Siempre se nos cruzaba en el camino con la hora justa. Siempre se nos quedaba mirando. Uno le contaba frases halagadoras. El otro sólo guardaba silencio. Así pasaron los días… hasta que escuchó una verdad silenciosa: “En las esferas de los triunfos celebrados de cada filosofía y cada cuerpo residen nuestros propios signos como colores impresos en el lienzo de una amapola de nosotros que se grabó en el infinito de los tiempos. En los horizontes de nuestra paz callada eran nuestros aciertos los silencios donde vencemos, triunfadores contra la Nada… y abordamos las naves del misterio salvándonos del naufragio colectivo por encima del infinito de los tiempos. En los caminos de susurros tan sembrados que podemos aún reconcoernos cuando queremos sentir nuestros destinos… cuando queremos sentirnos por adentro…
esperamos nuestras esperanzas blancas en el aire del infinito de los tiempos.
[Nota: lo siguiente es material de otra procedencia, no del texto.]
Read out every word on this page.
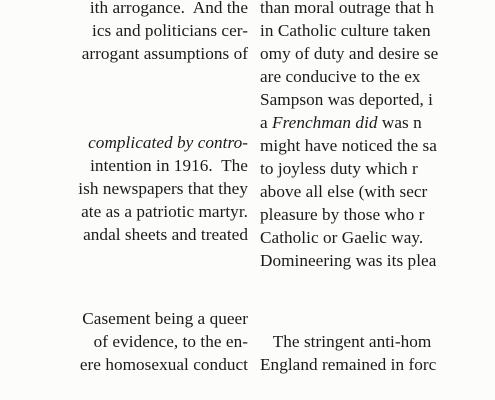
ith arrogance.  And the
ics and politicians cer-
arrogant assumptions of
complicated by contro-
intention in 1916.  The
ish newspapers that they
ate as a patriotic martyr.
andal sheets and treated
Casement being a queer
of evidence, to the en-
ere homosexual conduct
than moral outrage that h
in Catholic culture taken
omy of duty and desire se
are conducive to the ex
Sampson was deported, i
a Frenchman did was n
might have noticed the sa
to joyless duty which r
above all else (with secr
pleasure by those who r
Catholic or Gaelic way.
Domineering was its plea
The stringent anti-hom
England remained in forc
Y sólo pedimos silencio de adivinos en los ascenderes de futuros lentos bajo el crepúsculo ardiente y deseado en que se llena la cima de hermosura en el inmenso infinito de los tiempos”.
¿Quién había sido de los dos el que se había dirigido a ella?. ¿El de las palabras lisonjeras y vacías o el del silencio lleno de verbos?. Miró el reloj. Alguien faltaba porque se había ido a jugar a las carambolas de la vida… pero el otro no… el otro seguía siempre hacia la cima y se cruzó, !otra vez el silencio!, ante su mirada absorta y somnolienta. Despertó. No. No era un sueño. Era el silencio hecho palabra cuando lo vio solo… y entonces es cuando dejó de ser la chica que era un reloj porque había conocido la verdad de ambos. Y los pequeños corazones de las chicas guapas comenzaron a latir ya liberadas… y ella.., la chica del reloj… pudo por fin saber que no era lo mismo un halago engañoso que un silencio hecho palabras.